One mosque was in Ayodhya, the supposed birthplace of the Hindu god Ram, or Rama. Late in 1992, a vast mob of politically organized hard-core Hindu militants swarmed over the seventeenth-century Ayodhya mosque, smashed it with hammers, and tore it down, stone by stone. This stunning act of intolerance ignited vicious slum riots across India. Hundreds died, mainly Muslims. A sect of Hindu fanatics in Bombay launched a pogrom against Muslims in the city’s slums, burning down houses, setting victims on fire, stabbing people to death with crude knives. Religious violence, even on this terrible scale, is not new in India. But there was something about the destruction of the Ayodhya mosque, which the government had tried and failed to preserve, that seemed unusually ominous and demoralizing to many secular-minded Indians. Although it was possible to understand the Hindu revivalist movement as a product in considerable part of the most transparent and artificial sort of political manipulation, the hatred and destruction unleashed in the squalid lanes of Ayodhya late in 1992 could not be so easily explained.
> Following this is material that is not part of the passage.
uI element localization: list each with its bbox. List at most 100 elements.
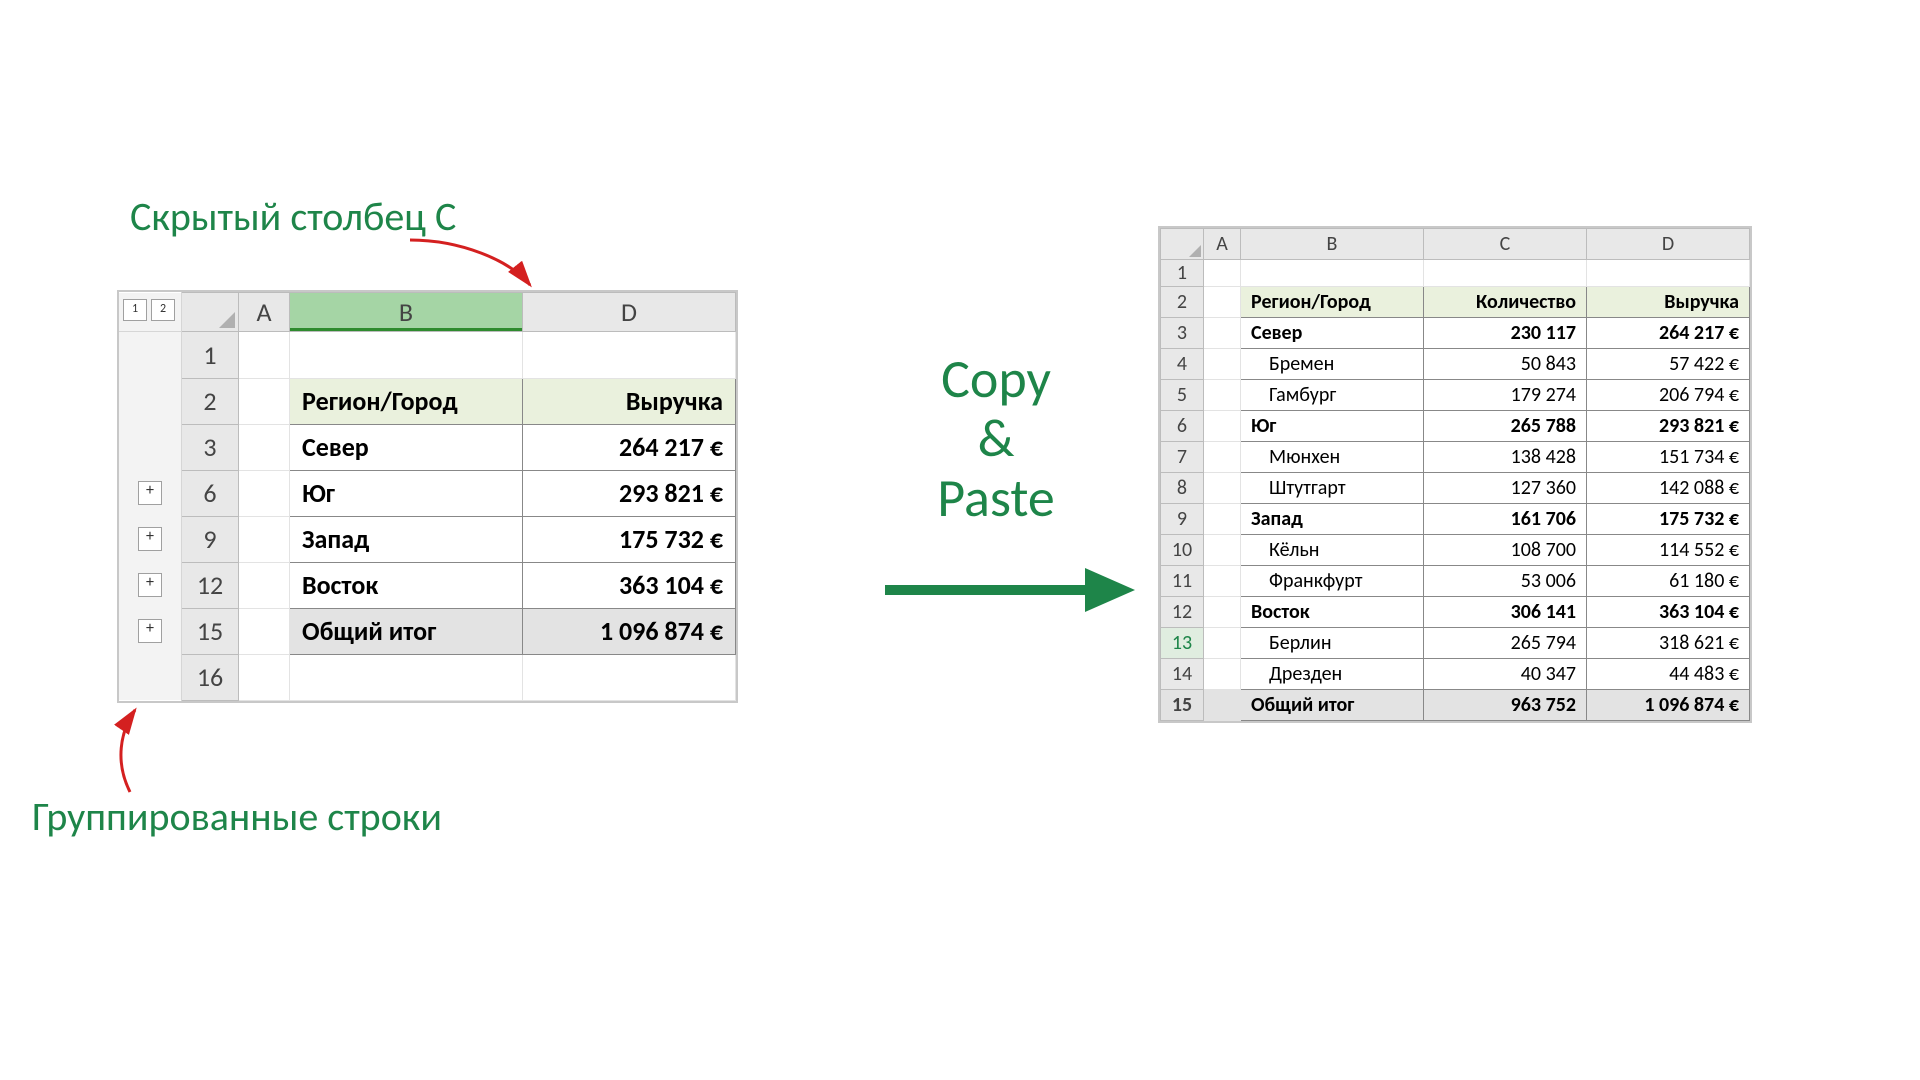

All the mustered power of the Indian state had failed to stop what law and common sense decreed an illegal act. If that sort of Hindu militant street power represents a vision of India’s future, the implications are almost too chilling to contemplate.
 
The Hindu militants’ determination to destroy mosques will not stop at Ayodhya. On the short list of targeted Muslim places of worship are a mosque in Varanasi, site of an important temple to the Hindu god Shiva, and one in Mathura, which Hindus believe is the birthplace of their god Krishna. The campaign to replace all these mosques had begun in Ayodhya, cynics said, because Ram was the most popular god in the north Indian electoral heartland, and thus a campaign on his behalf would be the most politically useful to the Hindu preacher-politicians. Local religious riots generated by the campaign had their own peculiar dynamics. But they were linked to the broad, swelling national campaign by the Hindu revivalists to reassert Hindu prerogatives and to take revenge for alleged injustices perpetrated by Muslim rulers in precolonial times. After Ayodhya, where this will lead is uncertain.